5. Learned Public Prosecutor was helpful enough to cull out from the judgment the materials which were available before the Magistrate for passing the order he did. The materials are as follows:
1. The cross examination of P.W.I to the effect that P.W.3 has the duty to verify daily the accounts maintained by the accused.
2. The evidence of P. Ws. 8 to 10 to the effect that they wrote to the petitioner complaining that the money due to them by the institution was not paid.
3. Ex D13, which is the report of the Auditor to the effect that P.W.3 has not discharged properly his supervisory duty as far as the accounts maintained by the accused are concerned; and
4. The statements made by P.W.3 himself in his cross examination to the effect (a) that he has allowed both the keys to be in the custody to keep one key with him, (b) that he has got a duty to check and verify the accounts daily and (c) that if he had discharged his supervisory duty properly the occurrence would not have taken place.

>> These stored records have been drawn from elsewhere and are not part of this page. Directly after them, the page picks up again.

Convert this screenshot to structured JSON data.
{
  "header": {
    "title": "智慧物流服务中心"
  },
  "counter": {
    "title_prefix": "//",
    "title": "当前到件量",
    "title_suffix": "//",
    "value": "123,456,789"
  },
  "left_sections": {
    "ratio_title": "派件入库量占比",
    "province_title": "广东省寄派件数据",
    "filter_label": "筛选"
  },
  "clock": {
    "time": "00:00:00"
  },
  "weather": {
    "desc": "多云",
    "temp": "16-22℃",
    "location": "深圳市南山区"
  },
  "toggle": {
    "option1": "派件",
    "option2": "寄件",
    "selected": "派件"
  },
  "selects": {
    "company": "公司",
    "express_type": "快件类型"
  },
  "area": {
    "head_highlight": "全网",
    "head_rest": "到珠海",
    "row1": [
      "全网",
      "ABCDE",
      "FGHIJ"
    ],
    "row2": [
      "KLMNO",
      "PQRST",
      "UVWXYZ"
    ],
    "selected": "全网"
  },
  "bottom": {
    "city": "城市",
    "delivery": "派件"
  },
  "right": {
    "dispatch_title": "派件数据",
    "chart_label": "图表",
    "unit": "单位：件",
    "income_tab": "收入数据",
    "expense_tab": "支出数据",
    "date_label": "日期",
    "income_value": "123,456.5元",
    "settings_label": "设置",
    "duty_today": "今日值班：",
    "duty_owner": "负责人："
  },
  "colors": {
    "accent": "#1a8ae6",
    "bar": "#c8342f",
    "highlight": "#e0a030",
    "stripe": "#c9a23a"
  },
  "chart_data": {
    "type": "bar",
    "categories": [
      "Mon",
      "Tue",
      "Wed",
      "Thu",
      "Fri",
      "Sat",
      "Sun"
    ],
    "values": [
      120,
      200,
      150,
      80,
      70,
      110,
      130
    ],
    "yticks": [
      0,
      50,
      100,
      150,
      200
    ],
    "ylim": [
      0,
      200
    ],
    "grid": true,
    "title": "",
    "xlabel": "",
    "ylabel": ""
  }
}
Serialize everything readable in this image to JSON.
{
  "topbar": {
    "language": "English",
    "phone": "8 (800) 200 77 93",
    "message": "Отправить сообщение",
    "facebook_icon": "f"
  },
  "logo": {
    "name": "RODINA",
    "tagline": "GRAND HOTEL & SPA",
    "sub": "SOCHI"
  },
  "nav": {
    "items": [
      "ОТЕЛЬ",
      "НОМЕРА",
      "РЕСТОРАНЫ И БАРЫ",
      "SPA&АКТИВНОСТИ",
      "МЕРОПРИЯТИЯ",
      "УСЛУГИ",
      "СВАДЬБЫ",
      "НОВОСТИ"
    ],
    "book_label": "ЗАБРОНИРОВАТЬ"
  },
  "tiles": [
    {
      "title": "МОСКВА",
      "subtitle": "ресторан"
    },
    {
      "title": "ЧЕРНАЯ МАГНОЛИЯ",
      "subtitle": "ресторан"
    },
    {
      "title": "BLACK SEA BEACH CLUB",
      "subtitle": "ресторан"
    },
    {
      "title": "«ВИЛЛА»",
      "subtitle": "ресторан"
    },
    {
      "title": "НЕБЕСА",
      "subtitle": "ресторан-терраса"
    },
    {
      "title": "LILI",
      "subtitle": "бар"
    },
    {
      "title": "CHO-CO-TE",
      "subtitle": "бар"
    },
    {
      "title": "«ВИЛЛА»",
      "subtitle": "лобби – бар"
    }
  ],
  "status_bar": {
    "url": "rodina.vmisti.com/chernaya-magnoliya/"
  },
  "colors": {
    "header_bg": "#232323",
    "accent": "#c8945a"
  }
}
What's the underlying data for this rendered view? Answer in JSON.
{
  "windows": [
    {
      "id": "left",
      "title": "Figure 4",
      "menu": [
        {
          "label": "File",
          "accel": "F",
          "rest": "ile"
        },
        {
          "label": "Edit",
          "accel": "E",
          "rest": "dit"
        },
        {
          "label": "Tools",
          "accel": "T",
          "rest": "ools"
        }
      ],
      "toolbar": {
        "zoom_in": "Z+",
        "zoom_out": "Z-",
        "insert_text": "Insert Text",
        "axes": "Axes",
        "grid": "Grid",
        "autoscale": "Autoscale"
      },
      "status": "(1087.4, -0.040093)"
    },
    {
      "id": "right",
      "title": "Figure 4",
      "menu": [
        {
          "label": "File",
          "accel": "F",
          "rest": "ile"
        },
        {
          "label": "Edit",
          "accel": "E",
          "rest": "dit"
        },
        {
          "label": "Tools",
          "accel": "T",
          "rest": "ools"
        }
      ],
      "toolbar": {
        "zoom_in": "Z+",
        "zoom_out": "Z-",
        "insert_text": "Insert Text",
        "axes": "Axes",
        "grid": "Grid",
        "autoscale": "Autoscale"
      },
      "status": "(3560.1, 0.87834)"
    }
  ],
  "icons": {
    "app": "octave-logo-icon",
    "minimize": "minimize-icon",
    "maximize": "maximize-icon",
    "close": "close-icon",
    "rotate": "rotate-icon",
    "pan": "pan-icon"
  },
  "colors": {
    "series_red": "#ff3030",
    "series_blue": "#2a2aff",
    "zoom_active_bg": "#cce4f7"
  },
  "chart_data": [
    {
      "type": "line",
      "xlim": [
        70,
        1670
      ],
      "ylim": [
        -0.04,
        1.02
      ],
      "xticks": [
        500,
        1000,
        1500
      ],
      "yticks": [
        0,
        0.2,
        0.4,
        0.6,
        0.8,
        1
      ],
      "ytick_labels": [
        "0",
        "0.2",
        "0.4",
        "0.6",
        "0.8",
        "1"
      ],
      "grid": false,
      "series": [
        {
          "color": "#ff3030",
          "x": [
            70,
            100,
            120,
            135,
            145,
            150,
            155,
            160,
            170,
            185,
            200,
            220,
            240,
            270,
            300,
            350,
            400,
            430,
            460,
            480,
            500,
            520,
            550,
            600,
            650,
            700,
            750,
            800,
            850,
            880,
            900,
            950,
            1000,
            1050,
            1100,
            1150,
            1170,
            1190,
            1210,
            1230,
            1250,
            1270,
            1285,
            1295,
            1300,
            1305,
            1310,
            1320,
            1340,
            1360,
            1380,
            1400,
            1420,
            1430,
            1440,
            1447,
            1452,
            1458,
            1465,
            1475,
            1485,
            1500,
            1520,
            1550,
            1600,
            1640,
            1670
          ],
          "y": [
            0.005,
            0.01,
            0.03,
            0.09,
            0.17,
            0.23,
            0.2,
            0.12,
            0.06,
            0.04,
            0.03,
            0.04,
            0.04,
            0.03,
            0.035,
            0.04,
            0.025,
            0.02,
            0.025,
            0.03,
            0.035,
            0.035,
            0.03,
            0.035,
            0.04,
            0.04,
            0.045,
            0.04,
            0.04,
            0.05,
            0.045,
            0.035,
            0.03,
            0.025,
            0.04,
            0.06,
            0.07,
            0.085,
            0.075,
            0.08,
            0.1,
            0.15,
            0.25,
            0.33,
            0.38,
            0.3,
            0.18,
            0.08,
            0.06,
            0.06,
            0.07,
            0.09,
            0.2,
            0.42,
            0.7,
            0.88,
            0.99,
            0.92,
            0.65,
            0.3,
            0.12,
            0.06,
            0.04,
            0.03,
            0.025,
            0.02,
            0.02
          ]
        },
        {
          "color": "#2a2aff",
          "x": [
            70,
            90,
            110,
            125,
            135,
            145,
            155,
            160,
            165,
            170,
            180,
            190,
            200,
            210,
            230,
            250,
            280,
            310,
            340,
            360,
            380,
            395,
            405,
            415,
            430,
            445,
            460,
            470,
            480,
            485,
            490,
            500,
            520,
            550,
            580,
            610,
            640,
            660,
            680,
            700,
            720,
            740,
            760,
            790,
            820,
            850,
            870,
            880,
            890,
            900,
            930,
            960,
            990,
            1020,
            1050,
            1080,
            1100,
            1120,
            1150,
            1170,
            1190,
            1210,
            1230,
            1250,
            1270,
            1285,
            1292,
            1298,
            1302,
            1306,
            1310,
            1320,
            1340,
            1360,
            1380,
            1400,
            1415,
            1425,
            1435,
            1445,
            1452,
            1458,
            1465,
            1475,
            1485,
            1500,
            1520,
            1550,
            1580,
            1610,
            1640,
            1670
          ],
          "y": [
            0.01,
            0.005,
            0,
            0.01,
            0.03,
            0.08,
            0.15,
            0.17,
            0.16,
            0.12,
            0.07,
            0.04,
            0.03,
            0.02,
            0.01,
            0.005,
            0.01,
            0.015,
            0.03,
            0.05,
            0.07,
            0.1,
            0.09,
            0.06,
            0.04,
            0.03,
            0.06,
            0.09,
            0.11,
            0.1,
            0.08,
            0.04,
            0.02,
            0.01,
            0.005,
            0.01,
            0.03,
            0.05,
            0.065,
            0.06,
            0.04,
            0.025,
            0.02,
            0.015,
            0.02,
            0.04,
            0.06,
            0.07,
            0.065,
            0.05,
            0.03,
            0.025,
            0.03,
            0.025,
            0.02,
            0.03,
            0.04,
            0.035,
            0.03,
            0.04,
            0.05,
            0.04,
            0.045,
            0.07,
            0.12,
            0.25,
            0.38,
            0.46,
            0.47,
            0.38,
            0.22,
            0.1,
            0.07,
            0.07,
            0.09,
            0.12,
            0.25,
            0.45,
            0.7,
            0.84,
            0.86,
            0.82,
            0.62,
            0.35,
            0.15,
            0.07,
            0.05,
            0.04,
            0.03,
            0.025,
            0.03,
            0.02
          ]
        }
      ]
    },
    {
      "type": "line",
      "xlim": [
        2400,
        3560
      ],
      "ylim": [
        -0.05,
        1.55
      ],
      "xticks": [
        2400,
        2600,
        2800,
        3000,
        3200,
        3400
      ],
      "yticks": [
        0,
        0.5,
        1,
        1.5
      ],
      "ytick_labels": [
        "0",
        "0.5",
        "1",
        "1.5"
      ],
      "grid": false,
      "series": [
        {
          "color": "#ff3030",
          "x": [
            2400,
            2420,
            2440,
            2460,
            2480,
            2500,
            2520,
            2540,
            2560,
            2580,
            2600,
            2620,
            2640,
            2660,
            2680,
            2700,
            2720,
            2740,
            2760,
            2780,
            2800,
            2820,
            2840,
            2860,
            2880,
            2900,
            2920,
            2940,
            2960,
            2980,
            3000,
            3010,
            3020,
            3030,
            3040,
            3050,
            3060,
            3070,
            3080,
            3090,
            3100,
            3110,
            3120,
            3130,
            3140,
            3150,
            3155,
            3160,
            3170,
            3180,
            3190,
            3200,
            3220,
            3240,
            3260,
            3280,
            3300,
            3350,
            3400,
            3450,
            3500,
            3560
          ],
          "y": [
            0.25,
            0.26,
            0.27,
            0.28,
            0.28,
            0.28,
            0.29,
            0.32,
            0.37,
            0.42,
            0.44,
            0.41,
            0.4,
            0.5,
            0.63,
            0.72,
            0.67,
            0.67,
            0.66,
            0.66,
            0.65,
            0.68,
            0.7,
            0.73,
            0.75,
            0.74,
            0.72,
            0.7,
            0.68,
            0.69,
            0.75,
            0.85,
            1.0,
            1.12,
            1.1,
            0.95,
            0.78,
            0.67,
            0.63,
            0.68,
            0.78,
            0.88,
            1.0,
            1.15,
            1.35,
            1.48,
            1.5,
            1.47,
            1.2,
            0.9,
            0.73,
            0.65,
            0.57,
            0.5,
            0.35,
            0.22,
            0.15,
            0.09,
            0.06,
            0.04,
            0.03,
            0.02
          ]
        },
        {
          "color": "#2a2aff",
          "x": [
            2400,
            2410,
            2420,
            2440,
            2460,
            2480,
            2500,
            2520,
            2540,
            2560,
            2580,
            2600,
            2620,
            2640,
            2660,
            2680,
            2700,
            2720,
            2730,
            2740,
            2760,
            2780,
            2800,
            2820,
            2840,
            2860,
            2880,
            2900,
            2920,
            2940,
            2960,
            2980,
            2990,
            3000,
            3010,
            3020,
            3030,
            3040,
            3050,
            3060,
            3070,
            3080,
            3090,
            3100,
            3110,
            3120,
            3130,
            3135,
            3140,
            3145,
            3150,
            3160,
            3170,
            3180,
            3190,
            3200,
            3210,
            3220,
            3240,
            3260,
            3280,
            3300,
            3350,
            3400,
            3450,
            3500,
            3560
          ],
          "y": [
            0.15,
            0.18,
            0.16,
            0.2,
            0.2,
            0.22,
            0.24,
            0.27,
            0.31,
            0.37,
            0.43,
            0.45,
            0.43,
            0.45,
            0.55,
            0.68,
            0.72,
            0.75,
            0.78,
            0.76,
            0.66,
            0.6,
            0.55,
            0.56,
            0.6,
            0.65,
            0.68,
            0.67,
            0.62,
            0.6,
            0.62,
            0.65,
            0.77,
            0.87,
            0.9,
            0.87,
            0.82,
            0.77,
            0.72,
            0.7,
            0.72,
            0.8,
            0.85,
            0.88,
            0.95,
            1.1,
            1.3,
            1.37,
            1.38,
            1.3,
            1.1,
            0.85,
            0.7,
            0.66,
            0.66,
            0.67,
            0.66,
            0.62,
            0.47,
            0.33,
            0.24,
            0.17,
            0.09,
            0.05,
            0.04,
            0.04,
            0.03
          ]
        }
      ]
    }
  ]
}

6. As far as the 4th material is concerned, a question would arise, whether it will not be hit by S. 132 of the Evidence Act. Even otherwise the materials now available, even if they are proved, would show that he has not been negligent in the discharge of the duty or that he was guilty of dereliction of duty for which administrative disciplinary action could be taken against him. But there is nothing to disclose in those materials that he has become guilty of an offence under S. 409 of I.P.C. Further, it is to be noted that it is P.W.3, who initiated the whole proceedings against the Accountant/accused by preferring a complaint. Another question would also arise in this case regarding the transposing of P.W.3 as an accused at this stage. If he is so transposed all the evidence he has adduced against the accused would b of no avail as far as the prosecution against the first accused is concerned. It has beet held by this Court in Bhagat Dolia v. State 1976 L.W. (Crl.) 177 that the Court while exercising its power under S. 351 (now S. 319, Code of Criminal Procedure) has a duty to see that in its attempt to bring all offender to justice, its action does not become a self defeating one, and that it would become self-defeating by way of obliteration of evidence tendered against the main offender in the case. It is seen that in this case P.W.3 had not only been at the source of the prosecution against the accused, but also that he has been the main witness in the trial and that documents Exs. P4 to P63 have been marked through this witness. It appears also in this case that the accused after successfully inducing the prosecution to array P.W.3 as at accused has filed on 4-9-1978 another application to transpose P.W.1 as well an accused. If this trend is continued, the whole prosecution against the main accused will necessarily collapse. Therefore, taking into account the materials available against P.W.2 and the circumstances of the case, it would not be just and proper for the Magistrate to array P.W.3 as an accused.
7. In the result, the order of the Court below is set aside and the revision is allowed.